Saguaro National Park East - Cactus Forest Drive
Saguaro National Park, AZ
An eight-mile paved loop road winds through one of the densest saguaro cactus forests in the world. The Rincon Mountain District provides dramatic backdrops of the Rincon Mountains rising behind thousands of saguaros. The road is accessible to vehicles and bicycles and offers numerous pullouts for photography.
Photography Guide
- Best Time
- golden hour
- Crowds
- Moderate
- Shot Types
- widelandscapedetail
- Best Seasons
- springfallwinter
Author's Comments
The Rincon side of Saguaro is the quieter half. Most visitors point their cars west toward the more famous district, and the Cactus Forest Drive on the east side rewards them for not coming. Eight miles, paved, slow. You could finish the loop in twenty minutes if you wanted to, and you would have seen almost nothing. What I have learned is to drive it once at speed and then again at a crawl, stopping wherever the spacing of the saguaros looks right. The density here is the thing. Thousands of them, some twenty feet tall and older than anyone alive, standing in loose formation across the bajada with the Rincons rising behind. In March the ocotillo flames red at the tips. In late October the light angles in lower and the shadows the saguaros throw get long and architectural.
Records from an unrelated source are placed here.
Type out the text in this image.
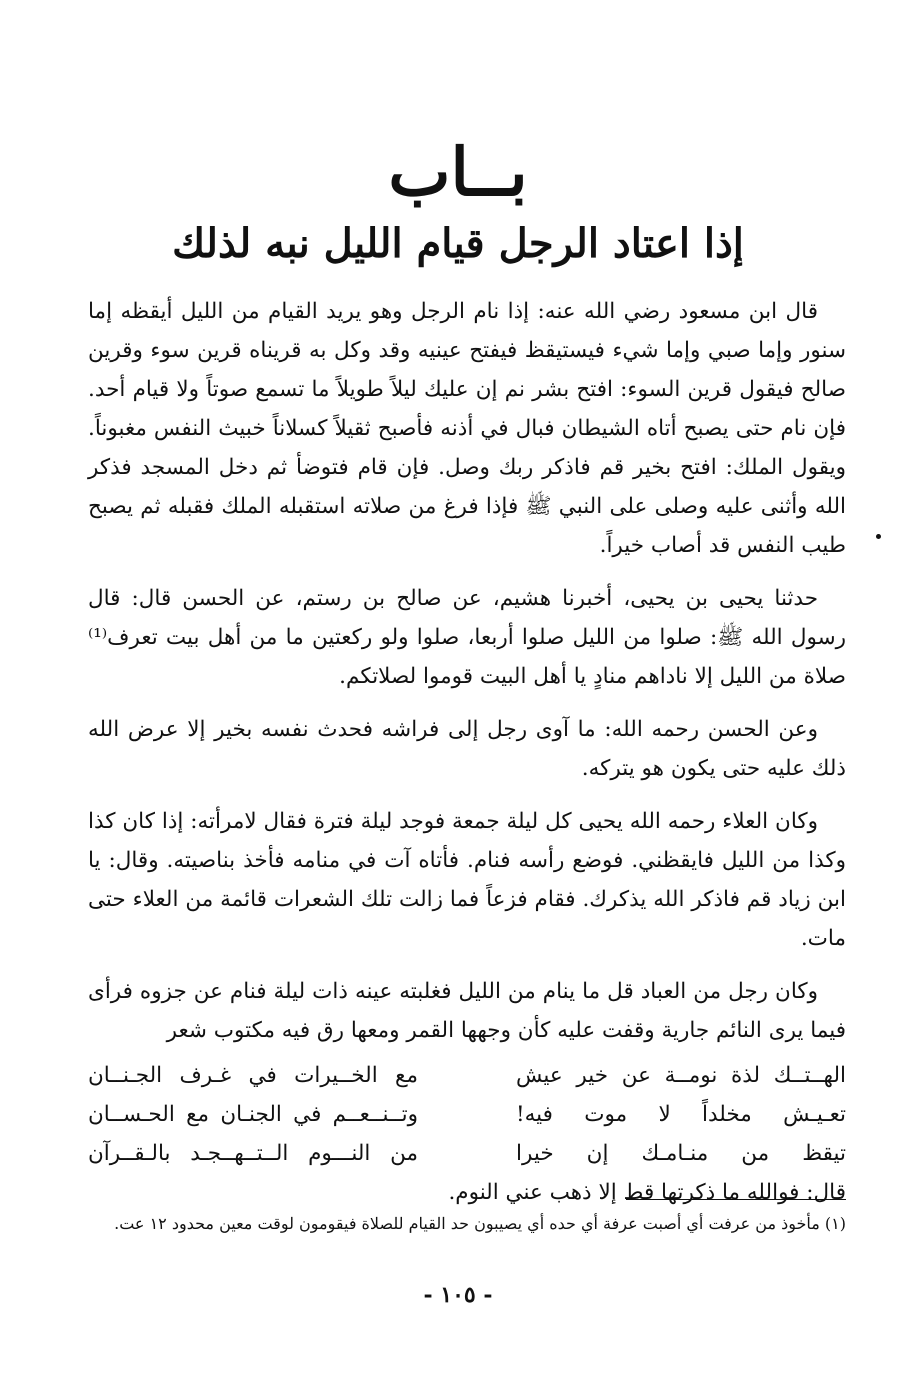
بــاب
إذا اعتاد الرجل قيام الليل نبه لذلك

قال ابن مسعود رضي الله عنه: إذا نام الرجل وهو يريد القيام من الليل أيقظه إما سنور وإما صبي وإما شيء فيستيقظ فيفتح عينيه وقد وكل به قريناه قرين سوء وقرين صالح فيقول قرين السوء: افتح بشر نم إن عليك ليلاً طويلاً ما تسمع صوتاً ولا قيام أحد. فإن نام حتى يصبح أتاه الشيطان فبال في أذنه فأصبح ثقيلاً كسلاناً خبيث النفس مغبوناً. ويقول الملك: افتح بخير قم فاذكر ربك وصل. فإن قام فتوضأ ثم دخل المسجد فذكر الله وأثنى عليه وصلى على النبي ﷺ فإذا فرغ من صلاته استقبله الملك فقبله ثم يصبح طيب النفس قد أصاب خيراً.

حدثنا يحيى بن يحيى، أخبرنا هشيم، عن صالح بن رستم، عن الحسن قال: قال رسول الله ﷺ: صلوا من الليل صلوا أربعا، صلوا ولو ركعتين ما من أهل بيت تعرف⁽¹⁾ صلاة من الليل إلا ناداهم منادٍ يا أهل البيت قوموا لصلاتكم.

وعن الحسن رحمه الله: ما آوى رجل إلى فراشه فحدث نفسه بخير إلا عرض الله ذلك عليه حتى يكون هو يتركه.

وكان العلاء رحمه الله يحيى كل ليلة جمعة فوجد ليلة فترة فقال لامرأته: إذا كان كذا وكذا من الليل فايقظني. فوضع رأسه فنام. فأتاه آت في منامه فأخذ بناصيته. وقال: يا ابن زياد قم فاذكر الله يذكرك. فقام فزعاً فما زالت تلك الشعرات قائمة من العلاء حتى مات.

وكان رجل من العباد قل ما ينام من الليل فغلبته عينه ذات ليلة فنام عن جزوه فرأى فيما يرى النائم جارية وقفت عليه كأن وجهها القمر ومعها رق فيه مكتوب شعر

الهــتــك لذة نومــة عن خير عيش
مع الخــيرات في غـرف الجـنــان
تعـيـش مخلداً لا موت فيه!
وتــنــعــم في الجنـان مع الحـســان
تيقظ من منـامـك إن خيرا
من النـــوم الــتــهــجـد بالـقــرآن

قال: فوالله ما ذكرتها قط إلا ذهب عني النوم.

(١) مأخوذ من عرفت أي أصبت عرفة أي حده أي يصيبون حد القيام للصلاة فيقومون لوقت معين محدود ١٢ عت.
- ١٠٥ -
Golden hour is when the park resolves itself. The west-facing slopes catch warm light first, and the saguaros go from green to a kind of lit bronze for about twenty minutes before the sun drops behind the Tucson Mountains across the valley. I usually park at one of the pullouts on the back half of the loop and walk in fifty yards. The compositions you want are almost never from the road itself. They are from a few steps off it, where you can find a single saguaro against a clean ridge or a stand of three that arrange themselves the way you would have arranged them if you could. Forty-five minutes before sunset is the minimum. An hour is better. Stay through the blue that follows.